Right in front of you, fresh water flows down from the mountains and meets the Atlantic sea water which crashes against the shoreline, dragging seaweed up into the channel running in front of the distillery. All three are important elements in making the whisky and developing its flavour; it’s a nice touch, though to the Lagavulin crew, it’s purely practical. In the distance, the bogs which provide the island’s peat supply can be seen. Islay single malt is famous for being knock-your-socks-off peaty, which results in a rich smoky flavour.

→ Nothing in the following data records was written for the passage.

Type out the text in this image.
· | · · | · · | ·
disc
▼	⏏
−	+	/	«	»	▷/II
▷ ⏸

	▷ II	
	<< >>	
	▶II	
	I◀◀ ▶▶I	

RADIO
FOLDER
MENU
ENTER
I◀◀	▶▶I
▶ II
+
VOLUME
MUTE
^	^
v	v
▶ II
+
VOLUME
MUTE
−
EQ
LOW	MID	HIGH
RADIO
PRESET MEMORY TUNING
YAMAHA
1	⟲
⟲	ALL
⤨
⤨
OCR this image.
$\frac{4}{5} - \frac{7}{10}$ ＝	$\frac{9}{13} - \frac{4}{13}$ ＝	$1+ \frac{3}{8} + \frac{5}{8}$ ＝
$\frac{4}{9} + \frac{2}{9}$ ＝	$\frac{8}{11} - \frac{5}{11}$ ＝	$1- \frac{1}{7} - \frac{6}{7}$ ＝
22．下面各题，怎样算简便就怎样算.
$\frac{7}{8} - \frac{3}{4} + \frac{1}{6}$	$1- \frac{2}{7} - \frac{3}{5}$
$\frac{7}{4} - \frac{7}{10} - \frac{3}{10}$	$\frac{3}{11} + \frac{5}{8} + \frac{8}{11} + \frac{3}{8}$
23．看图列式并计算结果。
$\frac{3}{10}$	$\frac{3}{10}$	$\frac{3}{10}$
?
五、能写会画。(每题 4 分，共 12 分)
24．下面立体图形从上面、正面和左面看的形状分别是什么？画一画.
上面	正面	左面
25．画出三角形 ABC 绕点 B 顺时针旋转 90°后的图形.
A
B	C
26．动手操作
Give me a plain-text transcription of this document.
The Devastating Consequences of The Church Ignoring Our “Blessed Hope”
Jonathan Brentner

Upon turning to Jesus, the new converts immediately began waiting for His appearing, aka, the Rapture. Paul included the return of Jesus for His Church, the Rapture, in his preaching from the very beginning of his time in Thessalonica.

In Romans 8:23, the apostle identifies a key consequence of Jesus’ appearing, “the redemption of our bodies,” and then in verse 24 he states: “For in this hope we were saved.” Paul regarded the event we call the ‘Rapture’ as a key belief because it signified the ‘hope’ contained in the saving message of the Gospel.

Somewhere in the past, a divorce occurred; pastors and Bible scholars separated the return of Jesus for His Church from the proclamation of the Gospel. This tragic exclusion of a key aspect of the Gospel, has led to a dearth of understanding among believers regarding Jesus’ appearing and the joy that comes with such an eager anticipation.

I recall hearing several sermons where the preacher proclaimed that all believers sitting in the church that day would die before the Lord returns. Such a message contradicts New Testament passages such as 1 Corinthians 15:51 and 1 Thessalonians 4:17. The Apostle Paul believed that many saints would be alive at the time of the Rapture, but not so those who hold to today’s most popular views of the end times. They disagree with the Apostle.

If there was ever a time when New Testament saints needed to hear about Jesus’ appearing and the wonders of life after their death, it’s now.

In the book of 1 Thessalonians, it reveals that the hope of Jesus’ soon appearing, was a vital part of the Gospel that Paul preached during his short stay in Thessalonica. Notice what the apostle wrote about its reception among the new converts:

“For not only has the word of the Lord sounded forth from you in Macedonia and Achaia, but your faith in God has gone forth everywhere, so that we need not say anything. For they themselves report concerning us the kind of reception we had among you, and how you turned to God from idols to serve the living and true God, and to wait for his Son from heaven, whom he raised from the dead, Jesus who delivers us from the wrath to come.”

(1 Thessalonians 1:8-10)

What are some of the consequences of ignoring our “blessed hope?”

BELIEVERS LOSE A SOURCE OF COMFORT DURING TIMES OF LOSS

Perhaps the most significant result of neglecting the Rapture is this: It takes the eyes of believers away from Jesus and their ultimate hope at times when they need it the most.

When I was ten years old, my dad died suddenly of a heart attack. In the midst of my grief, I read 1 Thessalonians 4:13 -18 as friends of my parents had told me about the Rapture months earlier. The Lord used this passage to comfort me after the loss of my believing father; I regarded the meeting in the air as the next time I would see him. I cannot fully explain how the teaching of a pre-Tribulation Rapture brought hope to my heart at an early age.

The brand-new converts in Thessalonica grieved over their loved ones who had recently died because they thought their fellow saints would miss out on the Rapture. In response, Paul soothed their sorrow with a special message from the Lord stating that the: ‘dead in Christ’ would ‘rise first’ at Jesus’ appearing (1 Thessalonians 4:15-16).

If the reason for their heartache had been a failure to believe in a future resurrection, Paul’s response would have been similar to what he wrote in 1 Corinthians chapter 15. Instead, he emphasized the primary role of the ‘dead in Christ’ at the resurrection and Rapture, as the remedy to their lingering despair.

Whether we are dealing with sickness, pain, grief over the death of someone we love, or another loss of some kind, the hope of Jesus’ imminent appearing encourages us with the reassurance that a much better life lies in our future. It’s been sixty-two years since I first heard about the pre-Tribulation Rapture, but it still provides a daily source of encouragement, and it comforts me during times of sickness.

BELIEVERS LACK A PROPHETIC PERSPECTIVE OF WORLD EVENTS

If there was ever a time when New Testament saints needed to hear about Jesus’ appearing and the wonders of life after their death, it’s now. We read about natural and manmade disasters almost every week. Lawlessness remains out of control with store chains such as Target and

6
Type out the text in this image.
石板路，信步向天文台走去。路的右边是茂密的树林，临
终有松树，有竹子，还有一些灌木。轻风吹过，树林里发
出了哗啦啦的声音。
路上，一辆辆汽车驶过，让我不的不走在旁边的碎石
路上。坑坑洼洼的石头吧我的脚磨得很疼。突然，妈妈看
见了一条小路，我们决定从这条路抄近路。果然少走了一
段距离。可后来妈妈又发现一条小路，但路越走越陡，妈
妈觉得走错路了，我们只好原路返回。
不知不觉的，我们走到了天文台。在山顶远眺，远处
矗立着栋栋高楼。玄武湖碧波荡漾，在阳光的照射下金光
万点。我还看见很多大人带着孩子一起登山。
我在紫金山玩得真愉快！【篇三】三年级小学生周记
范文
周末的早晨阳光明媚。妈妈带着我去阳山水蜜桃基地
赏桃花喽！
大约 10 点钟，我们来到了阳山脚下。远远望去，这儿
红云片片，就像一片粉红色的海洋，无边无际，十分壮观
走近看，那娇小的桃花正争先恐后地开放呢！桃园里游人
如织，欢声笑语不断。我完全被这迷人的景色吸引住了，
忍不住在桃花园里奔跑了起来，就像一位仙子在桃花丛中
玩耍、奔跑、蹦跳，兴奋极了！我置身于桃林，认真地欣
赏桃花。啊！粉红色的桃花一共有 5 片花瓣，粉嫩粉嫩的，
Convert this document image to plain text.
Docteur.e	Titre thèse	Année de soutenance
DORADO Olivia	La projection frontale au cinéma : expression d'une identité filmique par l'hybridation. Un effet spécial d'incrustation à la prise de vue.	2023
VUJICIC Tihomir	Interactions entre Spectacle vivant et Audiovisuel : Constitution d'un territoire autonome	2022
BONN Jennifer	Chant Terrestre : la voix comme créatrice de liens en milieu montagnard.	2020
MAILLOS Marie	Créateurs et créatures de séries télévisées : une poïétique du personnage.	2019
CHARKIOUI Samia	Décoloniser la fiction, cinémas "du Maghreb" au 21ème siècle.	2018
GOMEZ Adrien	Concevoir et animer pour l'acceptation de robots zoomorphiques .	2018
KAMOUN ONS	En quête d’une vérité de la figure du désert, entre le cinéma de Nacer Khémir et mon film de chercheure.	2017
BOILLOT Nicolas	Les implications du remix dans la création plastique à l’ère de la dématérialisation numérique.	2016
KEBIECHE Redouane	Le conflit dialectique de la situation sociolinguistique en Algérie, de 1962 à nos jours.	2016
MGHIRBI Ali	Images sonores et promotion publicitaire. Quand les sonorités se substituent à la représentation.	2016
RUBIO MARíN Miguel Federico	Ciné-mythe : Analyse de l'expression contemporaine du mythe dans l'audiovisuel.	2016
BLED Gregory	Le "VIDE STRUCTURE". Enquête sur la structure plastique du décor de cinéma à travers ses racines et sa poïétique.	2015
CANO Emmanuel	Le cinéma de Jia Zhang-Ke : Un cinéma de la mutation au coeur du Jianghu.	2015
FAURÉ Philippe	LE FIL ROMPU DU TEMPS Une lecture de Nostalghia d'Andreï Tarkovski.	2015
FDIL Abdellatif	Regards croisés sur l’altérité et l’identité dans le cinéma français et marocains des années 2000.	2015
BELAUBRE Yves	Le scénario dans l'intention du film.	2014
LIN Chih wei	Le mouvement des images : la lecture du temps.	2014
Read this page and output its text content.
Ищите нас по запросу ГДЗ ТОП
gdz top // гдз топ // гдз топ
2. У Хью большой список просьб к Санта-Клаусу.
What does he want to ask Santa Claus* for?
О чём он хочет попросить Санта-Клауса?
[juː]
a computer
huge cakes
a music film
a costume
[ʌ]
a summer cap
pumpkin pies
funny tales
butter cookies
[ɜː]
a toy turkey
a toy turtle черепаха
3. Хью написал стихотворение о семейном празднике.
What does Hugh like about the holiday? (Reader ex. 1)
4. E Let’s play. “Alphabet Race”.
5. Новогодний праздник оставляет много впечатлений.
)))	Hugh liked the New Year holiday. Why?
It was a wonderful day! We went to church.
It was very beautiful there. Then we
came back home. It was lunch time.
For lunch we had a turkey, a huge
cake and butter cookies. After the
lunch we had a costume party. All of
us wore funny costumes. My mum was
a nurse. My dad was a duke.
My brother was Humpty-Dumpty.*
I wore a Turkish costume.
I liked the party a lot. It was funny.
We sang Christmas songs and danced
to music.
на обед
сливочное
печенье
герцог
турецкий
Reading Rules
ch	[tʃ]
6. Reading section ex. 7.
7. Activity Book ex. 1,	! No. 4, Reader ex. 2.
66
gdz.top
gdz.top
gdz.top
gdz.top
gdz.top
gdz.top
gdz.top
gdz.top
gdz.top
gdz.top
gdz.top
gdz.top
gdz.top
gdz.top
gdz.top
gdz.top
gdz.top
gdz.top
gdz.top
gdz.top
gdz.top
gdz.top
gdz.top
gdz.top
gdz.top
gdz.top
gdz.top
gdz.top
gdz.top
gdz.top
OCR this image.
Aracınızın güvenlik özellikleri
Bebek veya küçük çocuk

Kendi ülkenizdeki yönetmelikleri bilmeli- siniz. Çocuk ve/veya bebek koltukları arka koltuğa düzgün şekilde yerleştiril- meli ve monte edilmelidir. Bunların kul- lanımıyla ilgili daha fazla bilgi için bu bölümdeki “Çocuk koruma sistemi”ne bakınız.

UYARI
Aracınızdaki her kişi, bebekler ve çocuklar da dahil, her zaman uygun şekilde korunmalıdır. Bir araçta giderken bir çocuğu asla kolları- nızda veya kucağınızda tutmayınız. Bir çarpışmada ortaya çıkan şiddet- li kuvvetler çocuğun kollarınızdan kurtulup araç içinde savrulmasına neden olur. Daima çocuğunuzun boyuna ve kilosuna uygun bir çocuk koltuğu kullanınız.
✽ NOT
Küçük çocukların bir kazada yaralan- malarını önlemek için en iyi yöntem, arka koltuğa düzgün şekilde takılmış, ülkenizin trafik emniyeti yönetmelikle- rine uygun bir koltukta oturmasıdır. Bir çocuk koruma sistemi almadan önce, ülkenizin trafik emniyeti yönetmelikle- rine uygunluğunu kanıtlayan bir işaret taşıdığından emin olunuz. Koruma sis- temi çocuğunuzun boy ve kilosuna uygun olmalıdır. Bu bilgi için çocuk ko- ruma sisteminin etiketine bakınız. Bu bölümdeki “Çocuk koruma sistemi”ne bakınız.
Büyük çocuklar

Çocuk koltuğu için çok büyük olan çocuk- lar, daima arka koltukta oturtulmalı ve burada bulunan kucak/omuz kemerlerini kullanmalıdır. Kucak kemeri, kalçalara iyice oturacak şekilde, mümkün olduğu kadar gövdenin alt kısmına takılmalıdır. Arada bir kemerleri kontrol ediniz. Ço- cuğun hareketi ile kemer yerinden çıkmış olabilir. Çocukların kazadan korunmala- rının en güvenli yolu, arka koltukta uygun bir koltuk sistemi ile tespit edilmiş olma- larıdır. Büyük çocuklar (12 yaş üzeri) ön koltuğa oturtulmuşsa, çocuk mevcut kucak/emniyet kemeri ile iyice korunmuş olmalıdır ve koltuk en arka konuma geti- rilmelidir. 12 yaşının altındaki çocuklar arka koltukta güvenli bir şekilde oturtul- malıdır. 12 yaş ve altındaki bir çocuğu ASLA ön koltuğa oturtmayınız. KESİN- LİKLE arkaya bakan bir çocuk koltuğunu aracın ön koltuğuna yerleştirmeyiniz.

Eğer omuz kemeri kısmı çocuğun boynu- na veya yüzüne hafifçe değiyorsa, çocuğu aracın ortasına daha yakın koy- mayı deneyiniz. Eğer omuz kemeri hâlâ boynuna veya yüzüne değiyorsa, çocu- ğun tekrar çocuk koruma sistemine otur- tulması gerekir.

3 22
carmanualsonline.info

A visit in December brings cold wind, lashes of rain and grey clouds; it felt appropriate to warm up in the distillery tasting lounge with a dram of 16-year-old Lagavulin in hand.
Not far down the road at Laphroaig, the experience is a less rough-and-ready, and a little more curated. There’s a museum and extensive gift shop in the main building, which is also where you can taste their whiskies. Laphroaig is one of the only distilleries that does some of their peating on-site; most of Islay’s other distilleries get theirs done at the centralised facility in Port Ellen. Situated in a quiet, scenic cove, the view out of the tasting room windows only adds to the magic.
We made plans to stop at Ardbeg for a dram over lunch at the Old Kiln Cafe, which serves up homemade Scottish favourites like steak pie and haggis, neeps and tatties (translation: haggis, turnips and potatoes). Of course, it helps to call ahead, or do a little Googling before you set off for the day, because we arrived to find a desolate car park and a ‘Closed’ sign. The upside? As a newly-minted whisky lover, I now have a reason to return to Islay – to taste the bold, hearty Ardbeg whisky, one of Islay’s most heavily peated, on home soil.